La vida antes de la vacuna

Por Jorge Ramosredaccion@elcolombiano.com.co

Todos tenemos una historia –o cientos– que contar en esta pandemia. La mía termina, felizmente, con una vacuna de Moderna en mi hombro derecho.

Esperé mi turno y fue casi un regalo de cumpleaños. Me la pusieron dos días después de cumplir 63 años y cuatro días más tarde de que en la Florida, donde vivo, empezaran legalmente a vacunar a mayores de 60 años. Es una de esas pocas veces en la vida en que conviene no ser joven.

Mi historia, como la de todos, comenzó hace un año aproximadamente. Sabíamos tan poco de lo que luego llamaríamos Covid-19. Viajé a Washington para participar el 15 de marzo como uno de los tres moderadores de un debate de la cadena CNN entre los candidatos demócratas a la presidencia, Joe Biden y Bernie Sanders. Era una de esas grandes oportunidades que se dan muy pocas veces para un periodista de televisión (y más para mí que trabajo en español).

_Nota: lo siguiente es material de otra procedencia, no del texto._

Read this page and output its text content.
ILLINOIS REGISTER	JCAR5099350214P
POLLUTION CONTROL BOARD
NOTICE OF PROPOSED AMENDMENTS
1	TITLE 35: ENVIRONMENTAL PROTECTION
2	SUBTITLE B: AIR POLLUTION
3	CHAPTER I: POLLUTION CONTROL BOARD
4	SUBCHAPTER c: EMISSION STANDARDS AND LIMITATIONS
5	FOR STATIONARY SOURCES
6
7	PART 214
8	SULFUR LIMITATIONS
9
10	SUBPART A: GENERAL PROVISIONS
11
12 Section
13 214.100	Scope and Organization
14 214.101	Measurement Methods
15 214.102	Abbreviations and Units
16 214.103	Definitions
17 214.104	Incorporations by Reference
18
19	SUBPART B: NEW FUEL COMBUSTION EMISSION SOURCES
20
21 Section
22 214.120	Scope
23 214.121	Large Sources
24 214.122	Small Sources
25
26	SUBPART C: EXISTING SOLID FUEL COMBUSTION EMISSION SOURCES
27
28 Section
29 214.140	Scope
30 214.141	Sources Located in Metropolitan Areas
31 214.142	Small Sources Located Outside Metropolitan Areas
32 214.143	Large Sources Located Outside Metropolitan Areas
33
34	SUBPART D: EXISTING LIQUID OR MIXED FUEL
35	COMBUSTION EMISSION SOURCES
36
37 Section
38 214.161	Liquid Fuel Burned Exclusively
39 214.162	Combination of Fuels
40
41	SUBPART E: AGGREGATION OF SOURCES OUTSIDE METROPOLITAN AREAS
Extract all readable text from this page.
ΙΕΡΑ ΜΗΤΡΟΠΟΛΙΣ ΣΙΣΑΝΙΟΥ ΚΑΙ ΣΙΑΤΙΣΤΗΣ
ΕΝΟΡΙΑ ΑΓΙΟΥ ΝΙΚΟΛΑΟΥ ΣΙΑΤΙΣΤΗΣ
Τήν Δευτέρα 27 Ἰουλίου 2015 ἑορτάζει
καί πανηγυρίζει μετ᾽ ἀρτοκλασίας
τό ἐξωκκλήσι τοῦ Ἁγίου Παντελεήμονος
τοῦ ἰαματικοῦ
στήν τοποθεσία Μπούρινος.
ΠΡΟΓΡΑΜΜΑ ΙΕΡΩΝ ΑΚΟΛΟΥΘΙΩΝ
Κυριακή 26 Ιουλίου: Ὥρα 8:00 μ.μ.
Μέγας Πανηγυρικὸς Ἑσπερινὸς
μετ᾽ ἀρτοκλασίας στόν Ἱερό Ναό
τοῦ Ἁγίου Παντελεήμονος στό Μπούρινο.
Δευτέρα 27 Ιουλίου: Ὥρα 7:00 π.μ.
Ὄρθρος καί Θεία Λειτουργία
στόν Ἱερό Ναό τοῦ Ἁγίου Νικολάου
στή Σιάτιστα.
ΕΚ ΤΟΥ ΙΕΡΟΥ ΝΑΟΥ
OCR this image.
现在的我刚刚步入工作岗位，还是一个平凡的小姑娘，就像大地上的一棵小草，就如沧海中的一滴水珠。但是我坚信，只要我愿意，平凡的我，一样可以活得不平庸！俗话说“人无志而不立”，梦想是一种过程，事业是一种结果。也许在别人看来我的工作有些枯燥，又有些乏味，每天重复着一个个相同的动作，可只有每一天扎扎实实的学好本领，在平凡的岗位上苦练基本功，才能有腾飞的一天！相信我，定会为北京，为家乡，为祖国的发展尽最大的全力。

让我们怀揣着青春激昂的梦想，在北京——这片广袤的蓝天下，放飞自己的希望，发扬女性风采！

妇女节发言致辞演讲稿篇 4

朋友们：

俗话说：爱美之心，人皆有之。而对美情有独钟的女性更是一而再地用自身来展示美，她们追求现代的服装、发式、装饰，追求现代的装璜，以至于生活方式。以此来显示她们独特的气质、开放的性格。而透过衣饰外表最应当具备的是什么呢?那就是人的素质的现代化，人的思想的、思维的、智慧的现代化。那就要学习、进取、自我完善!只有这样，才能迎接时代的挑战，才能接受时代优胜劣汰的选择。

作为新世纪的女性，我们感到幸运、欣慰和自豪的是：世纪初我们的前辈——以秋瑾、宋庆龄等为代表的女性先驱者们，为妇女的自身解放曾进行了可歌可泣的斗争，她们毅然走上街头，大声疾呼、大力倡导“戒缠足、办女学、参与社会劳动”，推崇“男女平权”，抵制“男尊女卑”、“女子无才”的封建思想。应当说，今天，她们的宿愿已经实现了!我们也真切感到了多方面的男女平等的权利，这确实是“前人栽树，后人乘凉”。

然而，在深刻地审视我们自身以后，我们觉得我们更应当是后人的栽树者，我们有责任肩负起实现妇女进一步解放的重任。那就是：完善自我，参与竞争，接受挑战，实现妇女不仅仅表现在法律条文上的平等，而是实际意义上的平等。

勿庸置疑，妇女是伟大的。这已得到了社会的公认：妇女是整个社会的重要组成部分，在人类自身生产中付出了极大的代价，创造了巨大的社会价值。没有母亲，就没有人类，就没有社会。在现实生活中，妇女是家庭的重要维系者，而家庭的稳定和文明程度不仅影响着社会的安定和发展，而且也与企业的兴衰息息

Y entonces vino la llamada.

Un amigo muy cercano, a quien le había dado un abrazo en su fiesta de cumpleaños, había estado expuesto a alguien que se contagió de coronavirus. En esos días era casi imposible hacerse pruebas rápidas para detectar la enfermedad. Y ante la incapacidad de saber si mi amigo estaba infectado, y si yo lo estaba también, tuve que tomar la angustiosa decisión de cancelar mi participación en el debate. Nadie me hubiera perdonado el contagiar a Biden o a Sanders que luchaban por la presidencia contra Donald Trump. “Abundancia de cuidado”, fue la explicación oficial. (Afortunadamente para todos, la periodista Ilia Calderón tomó mi lugar e hizo un trabajo espectacular.)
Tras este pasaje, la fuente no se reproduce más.